An upstream block lives in the global http{} context, so its name must be unique across every file nginx loads. After certbot ran, I hit:

[emerg] duplicate upstream "vllm_backend" in .../inference.yourdomain.com

The cause was two enabled site files both defining vllm_backend — a stale placeholder config alongside the real one. The fix: define the upstream in exactly one enabled file. Find them all with grep -Rn 'upstream vllm_backend' /etc/nginx/, remove the stale symlink from sites-enabled, and reload. (If you genuinely need several server blocks sharing one backend, move the upstream{} into its own conf.d/*.conf and remove it from the server files.)

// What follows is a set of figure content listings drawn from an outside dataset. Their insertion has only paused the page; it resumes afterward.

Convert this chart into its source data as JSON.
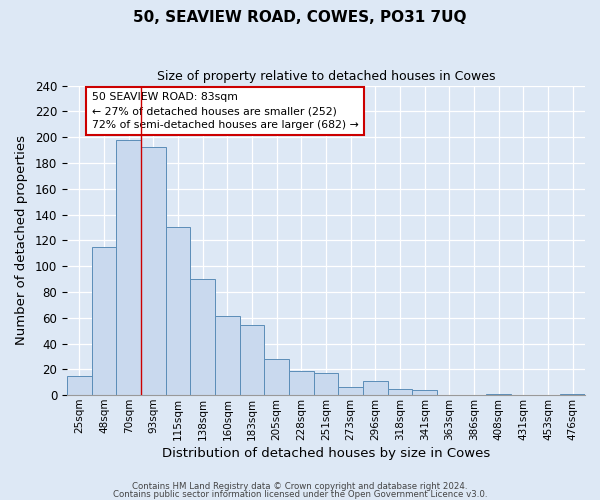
{
  "title": "50, SEAVIEW ROAD, COWES, PO31 7UQ",
  "subtitle": "Size of property relative to detached houses in Cowes",
  "xlabel": "Distribution of detached houses by size in Cowes",
  "ylabel": "Number of detached properties",
  "bin_labels": [
    "25sqm",
    "48sqm",
    "70sqm",
    "93sqm",
    "115sqm",
    "138sqm",
    "160sqm",
    "183sqm",
    "205sqm",
    "228sqm",
    "251sqm",
    "273sqm",
    "296sqm",
    "318sqm",
    "341sqm",
    "363sqm",
    "386sqm",
    "408sqm",
    "431sqm",
    "453sqm",
    "476sqm"
  ],
  "bar_values": [
    15,
    115,
    198,
    192,
    130,
    90,
    61,
    54,
    28,
    19,
    17,
    6,
    11,
    5,
    4,
    0,
    0,
    1,
    0,
    0,
    1
  ],
  "bar_color": "#c9d9ee",
  "bar_edge_color": "#5b8db8",
  "vline_color": "#cc0000",
  "annotation_text": "50 SEAVIEW ROAD: 83sqm\n← 27% of detached houses are smaller (252)\n72% of semi-detached houses are larger (682) →",
  "annotation_box_color": "#ffffff",
  "annotation_box_edge": "#cc0000",
  "ylim": [
    0,
    240
  ],
  "yticks": [
    0,
    20,
    40,
    60,
    80,
    100,
    120,
    140,
    160,
    180,
    200,
    220,
    240
  ],
  "footer1": "Contains HM Land Registry data © Crown copyright and database right 2024.",
  "footer2": "Contains public sector information licensed under the Open Government Licence v3.0.",
  "bg_color": "#dde8f5",
  "plot_bg_color": "#dde8f5"
}
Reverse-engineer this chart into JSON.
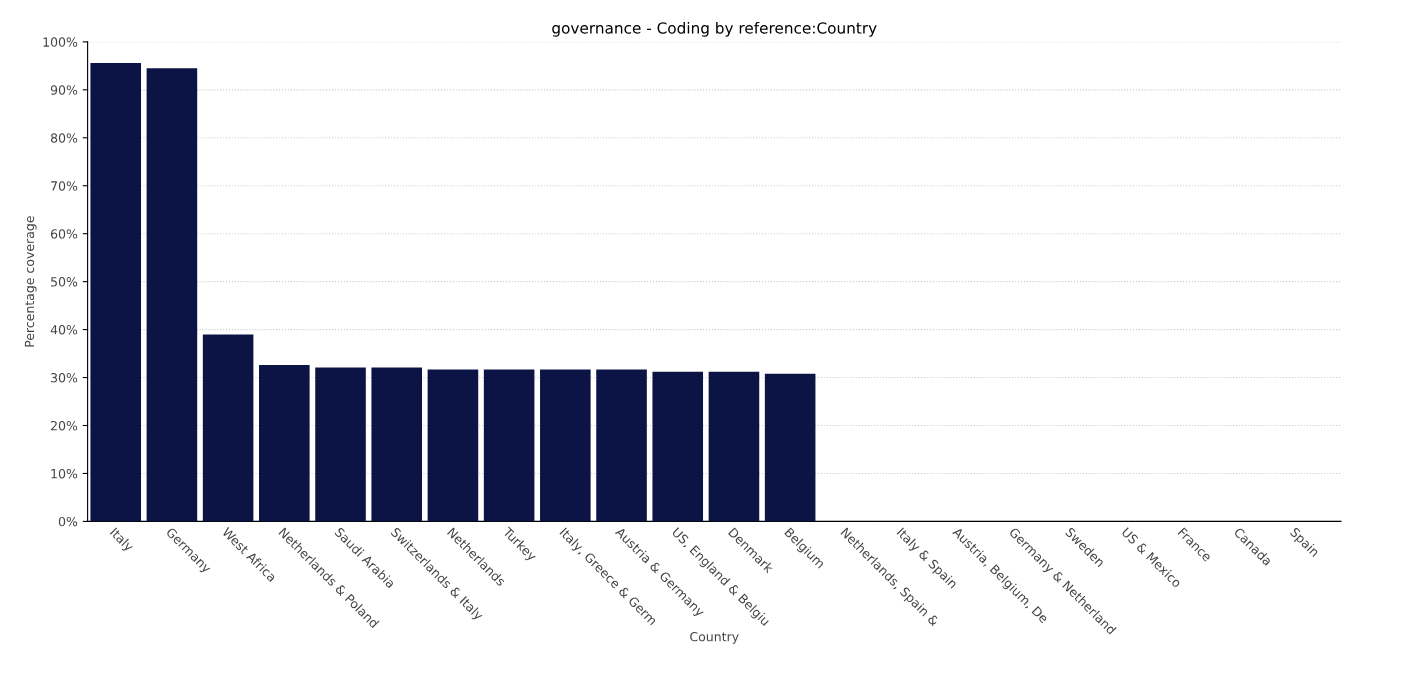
{
  "chart_data": {
    "type": "bar",
    "title": "governance - Coding by reference:Country",
    "xlabel": "Country",
    "ylabel": "Percentage coverage",
    "categories": [
      "Italy",
      "Germany",
      "West Africa",
      "Netherlands & Poland",
      "Saudi Arabia",
      "Switzerlands & Italy",
      "Netherlands",
      "Turkey",
      "Italy, Greece & Germ",
      "Austria & Germany",
      "US, England & Belgiu",
      "Denmark",
      "Belgium",
      "Netherlands, Spain &",
      "Italy & Spain",
      "Austria, Belgium, De",
      "Germany & Netherland",
      "Sweden",
      "US & Mexico",
      "France",
      "Canada",
      "Spain"
    ],
    "values": [
      95.6,
      94.5,
      39.0,
      32.6,
      32.1,
      32.1,
      31.7,
      31.7,
      31.7,
      31.7,
      31.2,
      31.2,
      30.8,
      0,
      0,
      0,
      0,
      0,
      0,
      0,
      0,
      0
    ],
    "color": "#0c1445",
    "ylim": [
      0,
      100
    ],
    "yticks": [
      {
        "value": 0,
        "label": "0%"
      },
      {
        "value": 10,
        "label": "10%"
      },
      {
        "value": 20,
        "label": "20%"
      },
      {
        "value": 30,
        "label": "30%"
      },
      {
        "value": 40,
        "label": "40%"
      },
      {
        "value": 50,
        "label": "50%"
      },
      {
        "value": 60,
        "label": "60%"
      },
      {
        "value": 70,
        "label": "70%"
      },
      {
        "value": 80,
        "label": "80%"
      },
      {
        "value": 90,
        "label": "90%"
      },
      {
        "value": 100,
        "label": "100%"
      }
    ],
    "grid": "y"
  }
}
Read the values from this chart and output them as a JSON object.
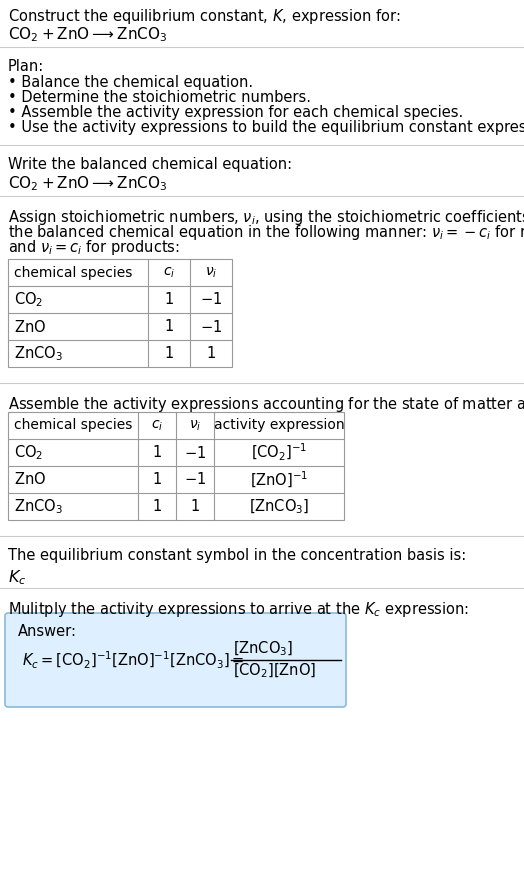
{
  "title_line1": "Construct the equilibrium constant, $K$, expression for:",
  "title_line2": "$\\mathrm{CO_2 + ZnO \\longrightarrow ZnCO_3}$",
  "plan_header": "Plan:",
  "plan_bullets": [
    "• Balance the chemical equation.",
    "• Determine the stoichiometric numbers.",
    "• Assemble the activity expression for each chemical species.",
    "• Use the activity expressions to build the equilibrium constant expression."
  ],
  "balanced_eq_header": "Write the balanced chemical equation:",
  "balanced_eq": "$\\mathrm{CO_2 + ZnO \\longrightarrow ZnCO_3}$",
  "stoich_intro_lines": [
    "Assign stoichiometric numbers, $\\nu_i$, using the stoichiometric coefficients, $c_i$, from",
    "the balanced chemical equation in the following manner: $\\nu_i = -c_i$ for reactants",
    "and $\\nu_i = c_i$ for products:"
  ],
  "table1_headers": [
    "chemical species",
    "$c_i$",
    "$\\nu_i$"
  ],
  "table1_rows": [
    [
      "$\\mathrm{CO_2}$",
      "1",
      "$-1$"
    ],
    [
      "$\\mathrm{ZnO}$",
      "1",
      "$-1$"
    ],
    [
      "$\\mathrm{ZnCO_3}$",
      "1",
      "1"
    ]
  ],
  "assemble_intro": "Assemble the activity expressions accounting for the state of matter and $\\nu_i$:",
  "table2_headers": [
    "chemical species",
    "$c_i$",
    "$\\nu_i$",
    "activity expression"
  ],
  "table2_rows": [
    [
      "$\\mathrm{CO_2}$",
      "1",
      "$-1$",
      "$[\\mathrm{CO_2}]^{-1}$"
    ],
    [
      "$\\mathrm{ZnO}$",
      "1",
      "$-1$",
      "$[\\mathrm{ZnO}]^{-1}$"
    ],
    [
      "$\\mathrm{ZnCO_3}$",
      "1",
      "1",
      "$[\\mathrm{ZnCO_3}]$"
    ]
  ],
  "kc_intro": "The equilibrium constant symbol in the concentration basis is:",
  "kc_symbol": "$K_c$",
  "multiply_intro": "Mulitply the activity expressions to arrive at the $K_c$ expression:",
  "answer_box_color": "#def0ff",
  "answer_border_color": "#88bbdd",
  "answer_label": "Answer:",
  "bg_color": "#ffffff",
  "text_color": "#000000",
  "sep_line_color": "#cccccc",
  "table_line_color": "#999999",
  "font_size": 10.5
}
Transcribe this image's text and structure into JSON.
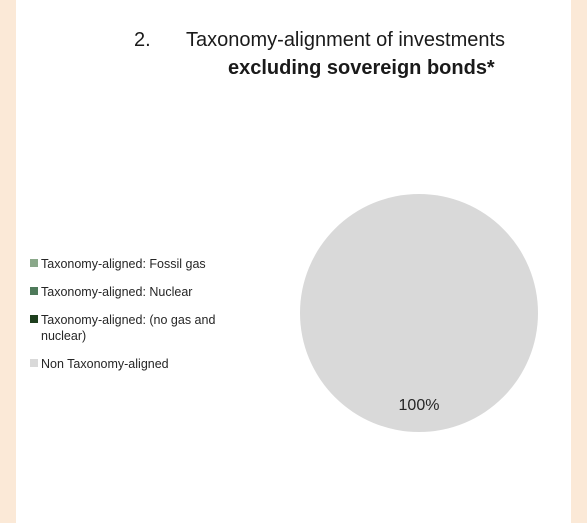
{
  "title": {
    "number": "2.",
    "line1": "Taxonomy-alignment of investments",
    "line2": "excluding sovereign bonds*"
  },
  "chart_data": {
    "type": "pie",
    "title": "Taxonomy-alignment of investments excluding sovereign bonds*",
    "slices": [
      {
        "label": "Taxonomy-aligned: Fossil gas",
        "value": 0,
        "color": "#8aa88a"
      },
      {
        "label": "Taxonomy-aligned: Nuclear",
        "value": 0,
        "color": "#4e7a5a"
      },
      {
        "label": "Taxonomy-aligned: (no gas and nuclear)",
        "value": 0,
        "color": "#1e3f1e"
      },
      {
        "label": "Non Taxonomy-aligned",
        "value": 100,
        "color": "#d9d9d9"
      }
    ],
    "data_labels": [
      "100%"
    ],
    "legend_position": "left"
  }
}
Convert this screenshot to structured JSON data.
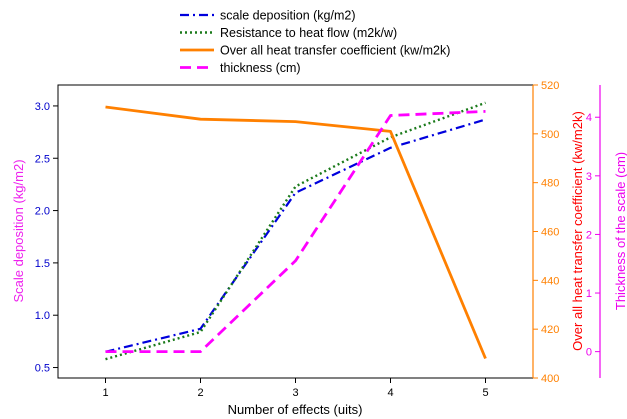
{
  "chart_data": {
    "type": "line",
    "xlabel": "Number of effects (uits)",
    "x": [
      1,
      2,
      3,
      4,
      5
    ],
    "xlim": [
      0.5,
      5.5
    ],
    "axes": {
      "left": {
        "label": "Scale deposition (kg/m2)",
        "ylim": [
          0.4,
          3.2
        ],
        "ticks": [
          0.5,
          1.0,
          1.5,
          2.0,
          2.5,
          3.0
        ],
        "tick_labels": [
          "0.5",
          "1.0",
          "1.5",
          "2.0",
          "2.5",
          "3.0"
        ],
        "color": "#0000cc",
        "label_color": "#ee22ee"
      },
      "right1": {
        "label": "Over all heat transfer coefficient (kw/m2k)",
        "ylim": [
          400,
          520
        ],
        "ticks": [
          400,
          420,
          440,
          460,
          480,
          500,
          520
        ],
        "tick_labels": [
          "400",
          "420",
          "440",
          "460",
          "480",
          "500",
          "520"
        ],
        "color": "#ff8000",
        "label_color": "#ff0000"
      },
      "right2": {
        "label": "Thickness of the scale (cm)",
        "ylim": [
          -0.45,
          4.55
        ],
        "ticks": [
          0,
          1,
          2,
          3,
          4
        ],
        "tick_labels": [
          "0",
          "1",
          "2",
          "3",
          "4"
        ],
        "color": "#ee00ee"
      }
    },
    "series": [
      {
        "name": "scale deposition (kg/m2)",
        "axis": "left",
        "values": [
          0.65,
          0.87,
          2.17,
          2.6,
          2.87
        ],
        "color": "#0000dd",
        "dash": "dashdot"
      },
      {
        "name": "Resistance to heat flow (m2k/w)",
        "axis": "left",
        "values": [
          0.58,
          0.84,
          2.23,
          2.7,
          3.03
        ],
        "color": "#1a7a1a",
        "dash": "dot"
      },
      {
        "name": "Over all heat transfer coefficient (kw/m2k)",
        "axis": "right1",
        "values": [
          511,
          506,
          505,
          501,
          408
        ],
        "color": "#ff8000",
        "dash": "solid"
      },
      {
        "name": "thickness (cm)",
        "axis": "right2",
        "values": [
          0.0,
          0.0,
          1.55,
          4.03,
          4.1
        ],
        "color": "#ff00ff",
        "dash": "dash"
      }
    ],
    "x_tick_labels": [
      "1",
      "2",
      "3",
      "4",
      "5"
    ],
    "legend": "top-center",
    "grid": false
  }
}
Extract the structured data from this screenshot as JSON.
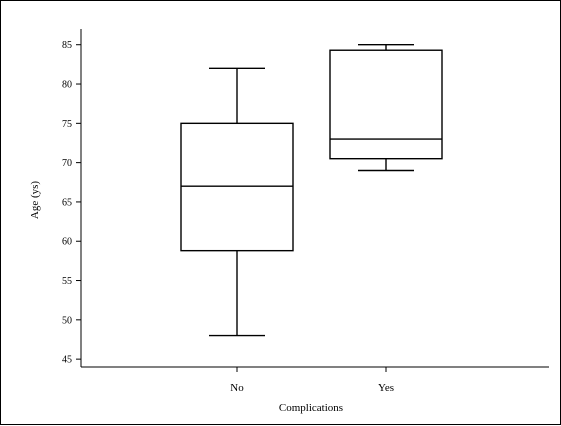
{
  "chart_data": {
    "type": "box",
    "xlabel": "Complications",
    "ylabel": "Age (ys)",
    "ylim": [
      44,
      87
    ],
    "yticks": [
      45,
      50,
      55,
      60,
      65,
      70,
      75,
      80,
      85
    ],
    "categories": [
      "No",
      "Yes"
    ],
    "boxes": [
      {
        "category": "No",
        "min": 48,
        "q1": 58.8,
        "median": 67,
        "q3": 75,
        "max": 82
      },
      {
        "category": "Yes",
        "min": 69,
        "q1": 70.5,
        "median": 73,
        "q3": 84.3,
        "max": 85
      }
    ],
    "grid": false,
    "colors": {
      "stroke": "#000000",
      "fill": "#ffffff"
    }
  }
}
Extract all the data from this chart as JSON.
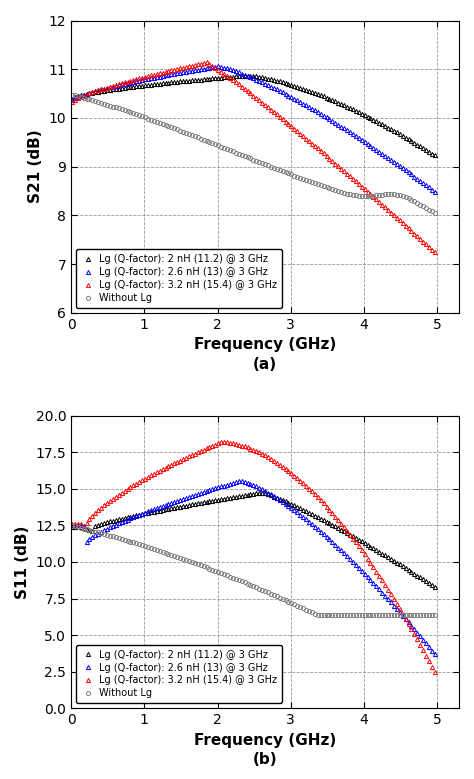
{
  "fig_width": 4.74,
  "fig_height": 7.79,
  "dpi": 100,
  "plot_a": {
    "ylabel": "S21 (dB)",
    "xlabel": "Frequency (GHz)",
    "label": "(a)",
    "xlim": [
      0,
      5.3
    ],
    "ylim": [
      6,
      12
    ],
    "yticks": [
      6,
      7,
      8,
      9,
      10,
      11,
      12
    ],
    "xticks": [
      0,
      1,
      2,
      3,
      4,
      5
    ]
  },
  "plot_b": {
    "ylabel": "S11 (dB)",
    "xlabel": "Frequency (GHz)",
    "label": "(b)",
    "xlim": [
      0,
      5.3
    ],
    "ylim": [
      0.0,
      20.0
    ],
    "yticks": [
      0.0,
      2.5,
      5.0,
      7.5,
      10.0,
      12.5,
      15.0,
      17.5,
      20.0
    ],
    "xticks": [
      0,
      1,
      2,
      3,
      4,
      5
    ]
  },
  "legend_labels": [
    "Lg (Q-factor): 2 nH (11.2) @ 3 GHz",
    "Lg (Q-factor): 2.6 nH (13) @ 3 GHz",
    "Lg (Q-factor): 3.2 nH (15.4) @ 3 GHz",
    "Without Lg"
  ],
  "colors": [
    "#000000",
    "#0000ff",
    "#ff0000",
    "#808080"
  ],
  "markers": [
    "^",
    "^",
    "^",
    "o"
  ]
}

After the reload, the public endpoint works end to end:

curl https://inference.yourdomain.com/v1/models -H "Authorization: Bearer $VLLM_API_KEY"

Lessons, distilled

On GB10 / SM121, quantization format trumps capability: FP8 runs on mature kernels; MXFP4 needs a patched stack and still fights you. Choose the model that runs cleanly, not the biggest one.
Unified memory means --gpu-memory-utilization starves the host. Never run the 0.9 default; leave the OS ~20+ GB.
"Loads" ≠ "serves." The first inference is where graph capture, compilation, and GB10 kernel issues actually surface — and graph/compile memory isn't counted in the utilization budget.
Watch available, not free, and monitor/test from a separate machine so a freeze is observable rather than fatal to your session.
Stock NGC container ≠ community patched build. Recipes written for one fail on the other; match flags to the build you're actually running.
For exposure, terminate TLS at a multihomed nginx box, keep vLLM intranet-only, go HTTP-first then certbot, and remember the LLM-proxy specifics: streaming buffering off, long timeouts, larger body size, pinned upstream IP, unique upstream name.

The payoff: a TLS-secured, token-authenticated, OpenAI-compatible endpoint backed by a fast local MoE model — running entirely on hardware that fits on a desk.